Optimal Transport Tools (OTT)
See the full documentation.
What is OTT-JAX?
A JAX
powered library to compute optimal transport at scale and on accelerators, OTT-JAX
includes the fastest
implementation of the Sinkhorn algorithm you will find around. We have implemented all tweaks (scheduling, momentum, acceleration, initializations) and extensions (low-rank, entropic maps). They can be used directly between two datasets, or within more advanced problems
(Gromov-Wasserstein, barycenters). Some of JAX
features, including
JIT,
auto-vectorization and
implicit differentiation
work towards the goal of having end-to-end differentiable outputs. OTT-JAX
is led by a team of researchers at Apple, with contributions from Google and Meta researchers, as well as many academic partners, including TU München, Oxford, ENSAE/IP Paris, ENS Paris and the Hebrew University.
Installation
Install OTT-JAX
from PyPI as:
pip install ott-jax
or with conda
via conda-forge as:
conda install -c conda-forge ott-jax
What is optimal transport?
Optimal transport can be loosely described as the branch of mathematics and optimization that studies
matching problems: given two families of points, and a cost function on pairs of points, find a "good" (low cost) way
to associate bijectively to every point in the first family another in the second.
Such problems appear in all areas of science, are easy to describe, yet hard to solve. Indeed, while matching optimally
two sets of $n$ points using a pairwise cost can be solved with the
Hungarian algorithm, solving it costs an order of $O(n^3)$
operations, and lacks flexibility, since one may want to couple families of different sizes.

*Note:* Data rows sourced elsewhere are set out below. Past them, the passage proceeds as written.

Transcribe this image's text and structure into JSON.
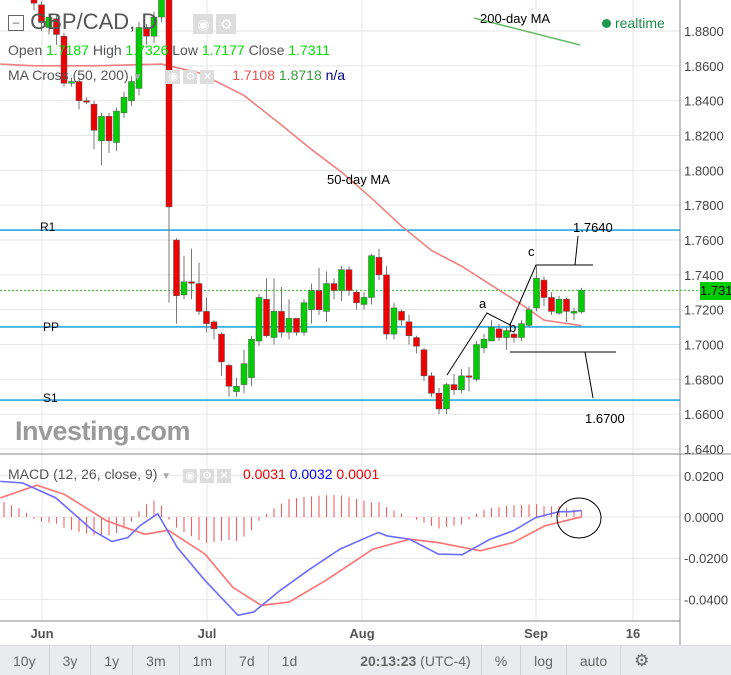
{
  "header": {
    "symbol": "GBP/CAD, D",
    "ohlc": {
      "open_label": "Open",
      "open": "1.7187",
      "high_label": "High",
      "high": "1.7326",
      "low_label": "Low",
      "low": "1.7177",
      "close_label": "Close",
      "close": "1.7311"
    },
    "ma_cross": {
      "label": "MA Cross (50, 200)",
      "ma50": "1.7108",
      "ma200": "1.8718",
      "extra": "n/a"
    },
    "realtime": "realtime"
  },
  "annotations": {
    "ma200": "200-day MA",
    "ma50": "50-day MA",
    "r1": "R1",
    "pp": "PP",
    "s1": "S1",
    "a": "a",
    "b": "b",
    "c": "c",
    "target_up": "1.7640",
    "target_down": "1.6700"
  },
  "logo": "Investing.com",
  "colors": {
    "up": "#00cc00",
    "down": "#ee0000",
    "ma50": "#f08080",
    "macd": "#6b6bff",
    "signal": "#ff7070",
    "level": "#0099dd",
    "price_tag": "#00cc00"
  },
  "macd_header": {
    "label": "MACD (12, 26, close, 9)",
    "v1": "0.0031",
    "v2": "0.0032",
    "v3": "0.0001"
  },
  "chart_data": {
    "type": "candlestick",
    "price_axis": {
      "ticks": [
        "1.8800",
        "1.8600",
        "1.8400",
        "1.8200",
        "1.8000",
        "1.7800",
        "1.7600",
        "1.7400",
        "1.7200",
        "1.7000",
        "1.6800",
        "1.6600",
        "1.6400"
      ],
      "range": [
        1.64,
        1.89
      ]
    },
    "last_price": "1.7311",
    "levels": {
      "r1": 1.7657,
      "pp": 1.7101,
      "s1": 1.6681
    },
    "x_ticks": [
      "Jun",
      "Jul",
      "Aug",
      "Sep",
      "16"
    ],
    "candles_ochl_note": "[open, close, high, low]",
    "candles": [
      [
        1.898,
        1.896,
        1.9,
        1.892
      ],
      [
        1.895,
        1.885,
        1.897,
        1.88
      ],
      [
        1.882,
        1.888,
        1.89,
        1.878
      ],
      [
        1.887,
        1.878,
        1.889,
        1.872
      ],
      [
        1.877,
        1.85,
        1.879,
        1.848
      ],
      [
        1.85,
        1.851,
        1.853,
        1.848
      ],
      [
        1.851,
        1.84,
        1.852,
        1.835
      ],
      [
        1.84,
        1.8399,
        1.842,
        1.838
      ],
      [
        1.838,
        1.823,
        1.84,
        1.812
      ],
      [
        1.817,
        1.831,
        1.833,
        1.803
      ],
      [
        1.831,
        1.817,
        1.833,
        1.81
      ],
      [
        1.816,
        1.834,
        1.836,
        1.811
      ],
      [
        1.833,
        1.842,
        1.845,
        1.83
      ],
      [
        1.84,
        1.851,
        1.854,
        1.837
      ],
      [
        1.847,
        1.882,
        1.885,
        1.843
      ],
      [
        1.882,
        1.877,
        1.884,
        1.872
      ],
      [
        1.877,
        1.888,
        1.891,
        1.873
      ],
      [
        1.888,
        1.898,
        1.9,
        1.885
      ],
      [
        1.898,
        1.779,
        1.9,
        1.724
      ],
      [
        1.76,
        1.728,
        1.761,
        1.712
      ],
      [
        1.7285,
        1.736,
        1.751,
        1.726
      ],
      [
        1.736,
        1.7355,
        1.755,
        1.726
      ],
      [
        1.735,
        1.719,
        1.747,
        1.717
      ],
      [
        1.719,
        1.712,
        1.727,
        1.707
      ],
      [
        1.713,
        1.709,
        1.714,
        1.703
      ],
      [
        1.706,
        1.69,
        1.707,
        1.682
      ],
      [
        1.688,
        1.676,
        1.689,
        1.67
      ],
      [
        1.673,
        1.676,
        1.681,
        1.67
      ],
      [
        1.677,
        1.689,
        1.697,
        1.672
      ],
      [
        1.681,
        1.703,
        1.705,
        1.676
      ],
      [
        1.702,
        1.727,
        1.729,
        1.699
      ],
      [
        1.726,
        1.705,
        1.738,
        1.704
      ],
      [
        1.704,
        1.719,
        1.738,
        1.7
      ],
      [
        1.719,
        1.707,
        1.733,
        1.704
      ],
      [
        1.707,
        1.715,
        1.726,
        1.703
      ],
      [
        1.715,
        1.707,
        1.715,
        1.705
      ],
      [
        1.707,
        1.724,
        1.726,
        1.705
      ],
      [
        1.72,
        1.731,
        1.735,
        1.712
      ],
      [
        1.731,
        1.72,
        1.744,
        1.717
      ],
      [
        1.719,
        1.735,
        1.742,
        1.713
      ],
      [
        1.735,
        1.731,
        1.738,
        1.726
      ],
      [
        1.731,
        1.743,
        1.745,
        1.725
      ],
      [
        1.743,
        1.731,
        1.745,
        1.728
      ],
      [
        1.73,
        1.724,
        1.731,
        1.72
      ],
      [
        1.723,
        1.727,
        1.73,
        1.72
      ],
      [
        1.727,
        1.751,
        1.752,
        1.723
      ],
      [
        1.75,
        1.74,
        1.755,
        1.737
      ],
      [
        1.74,
        1.706,
        1.745,
        1.703
      ],
      [
        1.706,
        1.721,
        1.724,
        1.703
      ],
      [
        1.719,
        1.714,
        1.72,
        1.711
      ],
      [
        1.713,
        1.705,
        1.717,
        1.7
      ],
      [
        1.704,
        1.699,
        1.705,
        1.695
      ],
      [
        1.697,
        1.682,
        1.698,
        1.679
      ],
      [
        1.682,
        1.672,
        1.684,
        1.67
      ],
      [
        1.672,
        1.663,
        1.675,
        1.66
      ],
      [
        1.663,
        1.677,
        1.678,
        1.66
      ],
      [
        1.677,
        1.674,
        1.683,
        1.671
      ],
      [
        1.674,
        1.682,
        1.686,
        1.672
      ],
      [
        1.682,
        1.6818,
        1.687,
        1.673
      ],
      [
        1.68,
        1.7,
        1.702,
        1.679
      ],
      [
        1.698,
        1.703,
        1.706,
        1.695
      ],
      [
        1.702,
        1.71,
        1.714,
        1.702
      ],
      [
        1.709,
        1.704,
        1.712,
        1.702
      ],
      [
        1.704,
        1.708,
        1.71,
        1.697
      ],
      [
        1.706,
        1.704,
        1.708,
        1.701
      ],
      [
        1.704,
        1.712,
        1.714,
        1.702
      ],
      [
        1.711,
        1.72,
        1.722,
        1.71
      ],
      [
        1.721,
        1.738,
        1.745,
        1.719
      ],
      [
        1.737,
        1.727,
        1.739,
        1.722
      ],
      [
        1.727,
        1.719,
        1.73,
        1.717
      ],
      [
        1.718,
        1.726,
        1.728,
        1.717
      ],
      [
        1.726,
        1.719,
        1.727,
        1.713
      ],
      [
        1.718,
        1.719,
        1.721,
        1.714
      ],
      [
        1.7187,
        1.7311,
        1.7326,
        1.7177
      ]
    ],
    "ma50": [
      [
        -4.5,
        1.861
      ],
      [
        0,
        1.86
      ],
      [
        8,
        1.86
      ],
      [
        17,
        1.861
      ],
      [
        22,
        1.856
      ],
      [
        28,
        1.843
      ],
      [
        33,
        1.826
      ],
      [
        37,
        1.812
      ],
      [
        41,
        1.799
      ],
      [
        45,
        1.784
      ],
      [
        49,
        1.768
      ],
      [
        53,
        1.754
      ],
      [
        57,
        1.745
      ],
      [
        61,
        1.734
      ],
      [
        65,
        1.723
      ],
      [
        68,
        1.714
      ],
      [
        73,
        1.7108
      ]
    ],
    "macd": {
      "axis_ticks": [
        "0.0200",
        "0.0000",
        "-0.0200",
        "-0.0400"
      ],
      "range": [
        -0.051,
        0.029
      ],
      "macd_line": [
        [
          -4.5,
          0.0173
        ],
        [
          -1.5,
          0.0165
        ],
        [
          2.9,
          0.0093
        ],
        [
          7.9,
          -0.0067
        ],
        [
          10.4,
          -0.0119
        ],
        [
          12.5,
          -0.01
        ],
        [
          14.1,
          -0.0043
        ],
        [
          16.5,
          0.0016
        ],
        [
          19.1,
          -0.0148
        ],
        [
          22.8,
          -0.0308
        ],
        [
          27.2,
          -0.0477
        ],
        [
          29.3,
          -0.0461
        ],
        [
          32.8,
          -0.0357
        ],
        [
          36.5,
          -0.026
        ],
        [
          40.8,
          -0.0156
        ],
        [
          45.9,
          -0.0075
        ],
        [
          47.1,
          -0.0092
        ],
        [
          50.1,
          -0.0108
        ],
        [
          53.9,
          -0.018
        ],
        [
          57.1,
          -0.0183
        ],
        [
          60.8,
          -0.0108
        ],
        [
          63.9,
          -0.0067
        ],
        [
          66.9,
          -0.0003
        ],
        [
          70,
          0.0026
        ],
        [
          71.5,
          0.0026
        ],
        [
          73,
          0.0032
        ]
      ],
      "signal_line": [
        [
          -4.5,
          0.0093
        ],
        [
          0.4,
          0.0154
        ],
        [
          4.1,
          0.0109
        ],
        [
          9.7,
          -0.0019
        ],
        [
          14.8,
          -0.0084
        ],
        [
          17.9,
          -0.0064
        ],
        [
          22.8,
          -0.018
        ],
        [
          26.5,
          -0.0341
        ],
        [
          30.3,
          -0.0429
        ],
        [
          34,
          -0.0413
        ],
        [
          38.9,
          -0.0308
        ],
        [
          45.2,
          -0.0156
        ],
        [
          50.1,
          -0.0108
        ],
        [
          53.9,
          -0.0124
        ],
        [
          59.5,
          -0.0164
        ],
        [
          63.9,
          -0.0124
        ],
        [
          68.1,
          -0.0043
        ],
        [
          73,
          0.0001
        ]
      ]
    }
  },
  "timeframes": [
    "10y",
    "3y",
    "1y",
    "3m",
    "1m",
    "7d",
    "1d"
  ],
  "clock": "20:13:23",
  "tz": "(UTC-4)",
  "toolbar_right": [
    "%",
    "log",
    "auto"
  ]
}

Optimal transport extends all of this, through faster algorithms (in $n^2$ or even linear in $n$) along with numerous
generalizations that can help it handle weighted sets of different size, partial matchings, and even more evolved
so-called quadratic matching problems.
In the simple toy example below, we compute the optimal coupling matrix between two point clouds sampled randomly
(2D vectors, compared with the squared Euclidean distance):
Example
import jax
import jax.numpy as jnp
from ott.geometry import pointcloud
from ott.problems.linear import linear_problem
from ott.solvers.linear import sinkhorn
rngs = jax.random.split(jax.random.key(0), 4)
n, m, d = 12, 14, 2
x = jax.random.normal(rngs[0], (n,d)) + 1
y = jax.random.uniform(rngs[1], (m,d))
a = jax.random.uniform(rngs[2], (n,))
b = jax.random.uniform(rngs[3], (m,))
a, b = a / jnp.sum(a), b / jnp.sum(b)
geom = pointcloud.PointCloud(x, y)
prob = linear_problem.LinearProblem(geom, a, b)
solver = sinkhorn.Sinkhorn()
out = solver(prob)
The call to solver(prob)
above works out the optimal transport solution. The out
object contains a transport matrix
(here of size $12\times 14$) that quantifies the association strength between each point of the first point cloud, to one or
more points from the second, as illustrated in the plot below. We provide more flexibility to define custom cost
functions, objectives, and solvers, as detailed in the full documentation.
Citation
If you have found this work useful, please consider citing this reference:
@article{cuturi2022optimal,
title={Optimal Transport Tools (OTT): A JAX Toolbox for all things Wasserstein},
author={Cuturi, Marco and Meng-Papaxanthos, Laetitia and Tian, Yingtao and Bunne, Charlotte and
Davis, Geoff and Teboul, Olivier},
journal={arXiv preprint arXiv:2201.12324},
year={2022}
}
See also
The moscot package for OT analysis of multi-omics data also uses OTT as a backbone.